The owner is permitted to deduct 1% simple interest on the deposit as an administrative fee. As an example, if a tenant provides a security deposit of $400 and the landlord places that deposit in an interest-bearing bank account paying 2.5% interest, then at the end of the year the account will have earned $10.00 in interest. The tenant is entitled to $6.00 and the landlord may retain $4.00, 1% of the deposit, as an administrative fee.
Rent security payments to former owners
If the building is sold, the landlord must transfer all security deposits to the new owner within five days, or return the security deposits to the tenants. Landlords must notify the tenants, by registered or certified mail, of the name and address of the new owner.
Purchasers of rent stabilized buildings are directly responsible to tenants for the return of security deposits and any interest. This responsibility exists whether or not the new landlord received the security deposit from the former landlord.
Purchasers of rent-controlled buildings or buildings containing six or more apartments where tenants have written leases are directly responsible to tenants for the return of security deposits and interest in cases where the purchaser has “actual knowledge” of the security deposits. This responsibility exists whether or not the new landlord received the security deposits from the former landlord. However, “actual knowledge” (defined in Section 7-108 of the General Obligations Law) is a technical term. If you wish to file a claim against the current owner on this basis, it may be worth the expense of an initial consultation with a private attorney familiar with this area of the law to make sure your claim meets the basic requirements. (If you do not already have an attorney, your county bar association will provide you with referrals.) Otherwise, you will have to identify and locate the former owner to whom you paid the rent security.

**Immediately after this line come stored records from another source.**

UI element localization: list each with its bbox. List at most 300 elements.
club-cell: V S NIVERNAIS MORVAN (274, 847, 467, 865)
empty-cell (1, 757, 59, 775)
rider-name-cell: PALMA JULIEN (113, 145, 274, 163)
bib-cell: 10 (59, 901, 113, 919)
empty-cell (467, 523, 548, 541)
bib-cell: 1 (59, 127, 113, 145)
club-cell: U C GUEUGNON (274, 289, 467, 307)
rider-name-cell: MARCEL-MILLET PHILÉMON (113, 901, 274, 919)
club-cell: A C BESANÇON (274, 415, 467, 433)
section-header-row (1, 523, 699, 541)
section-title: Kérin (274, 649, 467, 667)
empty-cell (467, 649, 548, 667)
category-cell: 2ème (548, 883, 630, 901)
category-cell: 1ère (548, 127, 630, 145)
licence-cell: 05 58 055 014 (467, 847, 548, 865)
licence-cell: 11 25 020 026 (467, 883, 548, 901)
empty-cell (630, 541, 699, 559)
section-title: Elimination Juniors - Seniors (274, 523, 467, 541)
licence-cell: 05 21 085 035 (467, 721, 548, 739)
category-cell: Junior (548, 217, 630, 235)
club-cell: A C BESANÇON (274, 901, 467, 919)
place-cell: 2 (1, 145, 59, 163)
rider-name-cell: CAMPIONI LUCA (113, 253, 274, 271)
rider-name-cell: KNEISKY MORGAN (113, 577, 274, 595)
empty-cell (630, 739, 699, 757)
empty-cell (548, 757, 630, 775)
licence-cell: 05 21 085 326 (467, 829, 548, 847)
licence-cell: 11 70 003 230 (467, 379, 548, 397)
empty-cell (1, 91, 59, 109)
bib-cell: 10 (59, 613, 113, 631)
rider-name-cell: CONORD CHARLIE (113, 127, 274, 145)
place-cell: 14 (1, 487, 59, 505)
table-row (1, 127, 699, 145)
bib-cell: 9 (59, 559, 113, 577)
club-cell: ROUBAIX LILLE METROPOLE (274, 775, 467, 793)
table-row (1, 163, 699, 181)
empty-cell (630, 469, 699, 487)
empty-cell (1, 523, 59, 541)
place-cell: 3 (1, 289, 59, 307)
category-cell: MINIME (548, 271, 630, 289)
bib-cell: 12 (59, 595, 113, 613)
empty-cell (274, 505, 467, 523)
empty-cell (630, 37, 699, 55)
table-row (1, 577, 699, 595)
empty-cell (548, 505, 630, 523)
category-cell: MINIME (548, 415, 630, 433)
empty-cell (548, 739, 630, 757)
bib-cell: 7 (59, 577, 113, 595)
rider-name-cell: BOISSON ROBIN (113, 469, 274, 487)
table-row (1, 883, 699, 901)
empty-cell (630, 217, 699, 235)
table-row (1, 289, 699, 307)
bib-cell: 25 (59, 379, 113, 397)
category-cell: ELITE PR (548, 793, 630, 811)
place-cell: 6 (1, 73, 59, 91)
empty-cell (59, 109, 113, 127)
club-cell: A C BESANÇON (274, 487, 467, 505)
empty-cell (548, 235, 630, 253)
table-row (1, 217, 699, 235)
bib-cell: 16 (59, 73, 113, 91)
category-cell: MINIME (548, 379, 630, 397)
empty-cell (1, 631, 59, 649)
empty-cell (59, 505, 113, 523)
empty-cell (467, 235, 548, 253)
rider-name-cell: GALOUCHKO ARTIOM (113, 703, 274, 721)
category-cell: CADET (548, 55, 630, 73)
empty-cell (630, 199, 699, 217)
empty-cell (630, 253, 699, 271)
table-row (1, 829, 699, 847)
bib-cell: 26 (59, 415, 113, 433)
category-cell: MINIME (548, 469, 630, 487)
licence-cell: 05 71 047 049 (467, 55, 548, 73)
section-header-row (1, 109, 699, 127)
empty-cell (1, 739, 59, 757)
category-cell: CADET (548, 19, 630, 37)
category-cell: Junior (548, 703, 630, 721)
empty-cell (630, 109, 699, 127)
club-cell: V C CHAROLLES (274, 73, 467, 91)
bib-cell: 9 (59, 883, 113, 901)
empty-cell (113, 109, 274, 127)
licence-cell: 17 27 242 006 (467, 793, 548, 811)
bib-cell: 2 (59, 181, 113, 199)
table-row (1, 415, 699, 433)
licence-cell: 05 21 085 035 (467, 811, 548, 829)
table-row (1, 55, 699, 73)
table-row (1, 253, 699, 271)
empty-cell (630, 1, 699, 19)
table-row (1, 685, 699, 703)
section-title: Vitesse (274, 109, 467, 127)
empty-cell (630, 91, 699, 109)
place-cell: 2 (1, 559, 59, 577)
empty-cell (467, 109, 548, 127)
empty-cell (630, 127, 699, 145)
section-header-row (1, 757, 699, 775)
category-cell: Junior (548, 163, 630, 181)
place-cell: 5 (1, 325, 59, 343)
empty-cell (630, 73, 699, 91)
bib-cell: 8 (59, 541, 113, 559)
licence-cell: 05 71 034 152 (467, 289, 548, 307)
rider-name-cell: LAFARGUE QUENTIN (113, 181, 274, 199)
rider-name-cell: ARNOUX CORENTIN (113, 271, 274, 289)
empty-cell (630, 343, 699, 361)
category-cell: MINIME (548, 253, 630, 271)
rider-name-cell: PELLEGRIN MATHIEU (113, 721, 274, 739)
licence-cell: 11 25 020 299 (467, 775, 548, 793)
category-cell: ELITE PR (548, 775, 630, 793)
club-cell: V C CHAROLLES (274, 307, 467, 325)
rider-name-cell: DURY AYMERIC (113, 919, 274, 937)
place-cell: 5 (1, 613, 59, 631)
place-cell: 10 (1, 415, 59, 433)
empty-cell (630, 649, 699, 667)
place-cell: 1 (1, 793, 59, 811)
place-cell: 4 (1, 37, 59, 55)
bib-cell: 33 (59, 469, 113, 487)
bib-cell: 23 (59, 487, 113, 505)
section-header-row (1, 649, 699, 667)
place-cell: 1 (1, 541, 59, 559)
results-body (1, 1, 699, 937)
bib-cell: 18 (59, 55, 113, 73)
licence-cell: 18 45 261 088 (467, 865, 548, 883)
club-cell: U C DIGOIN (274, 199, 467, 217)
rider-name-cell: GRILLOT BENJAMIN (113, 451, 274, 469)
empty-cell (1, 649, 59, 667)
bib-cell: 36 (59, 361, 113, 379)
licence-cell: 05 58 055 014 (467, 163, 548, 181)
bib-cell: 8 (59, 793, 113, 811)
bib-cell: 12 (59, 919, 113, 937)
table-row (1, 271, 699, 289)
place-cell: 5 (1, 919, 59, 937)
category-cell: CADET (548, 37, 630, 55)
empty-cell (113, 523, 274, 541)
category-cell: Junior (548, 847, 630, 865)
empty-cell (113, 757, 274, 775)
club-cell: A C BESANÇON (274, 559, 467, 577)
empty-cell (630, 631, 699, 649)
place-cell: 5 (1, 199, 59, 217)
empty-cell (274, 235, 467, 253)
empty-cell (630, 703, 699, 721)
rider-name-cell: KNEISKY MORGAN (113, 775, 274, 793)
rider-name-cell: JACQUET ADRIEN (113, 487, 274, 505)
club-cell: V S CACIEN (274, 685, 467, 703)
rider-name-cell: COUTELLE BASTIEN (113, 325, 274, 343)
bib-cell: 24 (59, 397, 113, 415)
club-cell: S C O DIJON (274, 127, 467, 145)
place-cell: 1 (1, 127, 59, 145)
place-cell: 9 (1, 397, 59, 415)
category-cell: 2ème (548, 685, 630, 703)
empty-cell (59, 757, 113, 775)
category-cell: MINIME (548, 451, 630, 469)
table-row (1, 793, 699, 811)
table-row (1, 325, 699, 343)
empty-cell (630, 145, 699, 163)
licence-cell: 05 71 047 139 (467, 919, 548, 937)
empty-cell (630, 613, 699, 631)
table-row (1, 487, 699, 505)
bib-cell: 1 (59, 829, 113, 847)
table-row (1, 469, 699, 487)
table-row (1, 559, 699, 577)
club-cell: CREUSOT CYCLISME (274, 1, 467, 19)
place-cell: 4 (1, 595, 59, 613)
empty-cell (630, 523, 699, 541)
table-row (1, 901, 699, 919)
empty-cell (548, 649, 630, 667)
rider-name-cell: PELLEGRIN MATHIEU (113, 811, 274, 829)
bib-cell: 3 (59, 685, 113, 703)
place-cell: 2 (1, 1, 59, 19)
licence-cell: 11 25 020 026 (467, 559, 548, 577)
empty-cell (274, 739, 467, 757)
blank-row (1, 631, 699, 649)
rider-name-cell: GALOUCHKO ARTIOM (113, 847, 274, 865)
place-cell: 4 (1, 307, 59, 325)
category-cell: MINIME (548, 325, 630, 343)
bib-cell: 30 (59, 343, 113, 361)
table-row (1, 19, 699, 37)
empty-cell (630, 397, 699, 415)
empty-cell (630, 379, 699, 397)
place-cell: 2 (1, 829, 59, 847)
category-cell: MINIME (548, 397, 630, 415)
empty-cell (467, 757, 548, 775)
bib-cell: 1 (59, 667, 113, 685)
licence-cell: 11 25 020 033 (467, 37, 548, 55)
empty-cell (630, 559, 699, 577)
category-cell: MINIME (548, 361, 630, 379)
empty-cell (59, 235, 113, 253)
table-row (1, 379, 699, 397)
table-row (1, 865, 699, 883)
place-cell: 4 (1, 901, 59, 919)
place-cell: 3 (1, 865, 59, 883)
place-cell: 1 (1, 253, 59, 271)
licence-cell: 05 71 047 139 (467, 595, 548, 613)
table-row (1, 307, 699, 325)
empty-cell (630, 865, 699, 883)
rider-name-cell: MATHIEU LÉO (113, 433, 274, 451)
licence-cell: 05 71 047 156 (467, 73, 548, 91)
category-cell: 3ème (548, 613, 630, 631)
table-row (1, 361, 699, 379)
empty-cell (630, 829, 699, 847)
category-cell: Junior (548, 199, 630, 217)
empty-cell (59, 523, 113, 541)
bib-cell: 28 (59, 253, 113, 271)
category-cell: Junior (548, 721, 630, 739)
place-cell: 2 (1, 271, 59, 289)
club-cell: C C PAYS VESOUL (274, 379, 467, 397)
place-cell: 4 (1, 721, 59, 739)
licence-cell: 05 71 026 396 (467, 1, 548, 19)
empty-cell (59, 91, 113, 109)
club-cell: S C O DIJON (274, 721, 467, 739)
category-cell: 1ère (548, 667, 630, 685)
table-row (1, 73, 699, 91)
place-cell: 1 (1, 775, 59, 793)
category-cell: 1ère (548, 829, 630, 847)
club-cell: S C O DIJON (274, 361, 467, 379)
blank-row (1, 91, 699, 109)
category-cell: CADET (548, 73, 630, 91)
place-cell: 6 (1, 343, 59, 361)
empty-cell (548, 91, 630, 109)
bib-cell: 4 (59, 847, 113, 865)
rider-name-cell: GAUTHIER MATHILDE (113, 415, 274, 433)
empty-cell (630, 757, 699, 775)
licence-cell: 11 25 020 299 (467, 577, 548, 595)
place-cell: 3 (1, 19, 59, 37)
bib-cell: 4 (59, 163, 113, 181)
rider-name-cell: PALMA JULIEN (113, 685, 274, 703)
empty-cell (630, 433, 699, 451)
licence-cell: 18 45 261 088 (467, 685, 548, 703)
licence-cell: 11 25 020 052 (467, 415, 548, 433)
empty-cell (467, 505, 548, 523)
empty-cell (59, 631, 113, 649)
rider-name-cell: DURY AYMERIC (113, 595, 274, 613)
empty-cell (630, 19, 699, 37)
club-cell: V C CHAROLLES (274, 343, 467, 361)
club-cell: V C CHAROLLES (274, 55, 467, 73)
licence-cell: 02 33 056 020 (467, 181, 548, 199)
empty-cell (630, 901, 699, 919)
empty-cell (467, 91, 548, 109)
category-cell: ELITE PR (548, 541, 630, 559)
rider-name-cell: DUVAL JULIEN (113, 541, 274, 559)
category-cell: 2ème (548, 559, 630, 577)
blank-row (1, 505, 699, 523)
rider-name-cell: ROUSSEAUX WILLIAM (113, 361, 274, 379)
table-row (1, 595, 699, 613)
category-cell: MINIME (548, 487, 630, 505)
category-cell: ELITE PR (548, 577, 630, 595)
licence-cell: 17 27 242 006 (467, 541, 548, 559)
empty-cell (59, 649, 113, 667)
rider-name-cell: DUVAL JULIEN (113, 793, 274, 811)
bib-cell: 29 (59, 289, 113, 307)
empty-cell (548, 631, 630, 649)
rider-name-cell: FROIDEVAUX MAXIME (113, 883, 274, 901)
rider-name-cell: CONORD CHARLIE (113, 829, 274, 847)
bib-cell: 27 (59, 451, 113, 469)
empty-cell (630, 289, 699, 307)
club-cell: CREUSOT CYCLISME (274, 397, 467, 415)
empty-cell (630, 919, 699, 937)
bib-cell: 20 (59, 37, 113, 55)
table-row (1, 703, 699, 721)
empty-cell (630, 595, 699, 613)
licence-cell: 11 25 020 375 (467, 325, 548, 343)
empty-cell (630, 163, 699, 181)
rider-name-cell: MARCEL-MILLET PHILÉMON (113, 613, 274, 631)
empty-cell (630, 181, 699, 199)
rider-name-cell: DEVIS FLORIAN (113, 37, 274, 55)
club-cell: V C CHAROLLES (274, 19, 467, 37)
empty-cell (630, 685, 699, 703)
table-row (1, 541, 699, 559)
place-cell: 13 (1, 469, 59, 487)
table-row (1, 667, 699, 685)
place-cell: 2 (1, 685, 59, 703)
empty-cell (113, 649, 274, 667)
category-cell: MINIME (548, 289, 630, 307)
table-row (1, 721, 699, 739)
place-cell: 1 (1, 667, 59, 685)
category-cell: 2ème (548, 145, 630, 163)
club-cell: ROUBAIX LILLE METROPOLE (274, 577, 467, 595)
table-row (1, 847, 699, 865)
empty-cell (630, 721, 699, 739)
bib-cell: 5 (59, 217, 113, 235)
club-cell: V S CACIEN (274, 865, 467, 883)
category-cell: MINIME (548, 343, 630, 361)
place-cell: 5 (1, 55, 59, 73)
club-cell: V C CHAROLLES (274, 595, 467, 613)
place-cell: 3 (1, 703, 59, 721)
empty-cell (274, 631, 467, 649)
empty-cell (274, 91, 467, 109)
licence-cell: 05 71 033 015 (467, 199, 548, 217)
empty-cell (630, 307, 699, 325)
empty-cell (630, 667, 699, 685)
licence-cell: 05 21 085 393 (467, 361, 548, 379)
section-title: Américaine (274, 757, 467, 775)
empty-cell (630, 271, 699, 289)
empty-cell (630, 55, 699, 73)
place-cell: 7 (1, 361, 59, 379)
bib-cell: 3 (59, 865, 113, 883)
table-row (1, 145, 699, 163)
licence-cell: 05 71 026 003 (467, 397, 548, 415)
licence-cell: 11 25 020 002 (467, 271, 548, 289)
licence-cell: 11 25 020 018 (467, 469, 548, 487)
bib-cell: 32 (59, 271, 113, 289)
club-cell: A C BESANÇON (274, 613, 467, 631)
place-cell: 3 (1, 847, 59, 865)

Filing suit in small claims court
The clerks at small claims court can assist with your filing. Consider whether a small claims action is likely to result in a paid-up judgment if you win. Any small claims action will require you to provide the landlord/defendant’s correct name and address for the clerk to mail a summons. Note that the landlord/defendant must reside or do business in the county where the court is located. Try to determine ahead of time whether the landlord/defendant is still in business because, even if you win a judgment, you will be unable to collect on it if the landlord/defendant has no funds.
Small claims courts can award judgments no higher than $10,000 in New York City, $5,000 in Nassau County, Western Suffolk County, and City Courts (excluding NYC), $3,000 in Eastern Suffolk County, Town Courts, and Village Courts. In order to recover a larger sum, you will have to bring your suit in civil court.
At the hearing, be sure you have all relevant papers in your possession, such as the lease, cancelled checks and receipts. You may also mention Article 7 of the General Obligations Law, which governs rent securities, to the judge or arbitrator.
Collecting a judgment
If you succeed in court, the local sheriff or marshal can help you collect the judgment, but only if you supply information about the location of the landlord’s assets. In most cases, you can readily identify the landlord’s bank accounts where the rent security and rent checks were deposited from your cancelled checks. Try to locate any other assets. In addition, if the judgment is against the current landlord, the small claims court clerk can help you docket the judgment as a lien against the property. This impediment to the sale of the building may induce the landlord to pay your judgment.
The Attorney General cannot assist you in these steps, but we hope you find the information and suggestions helpful.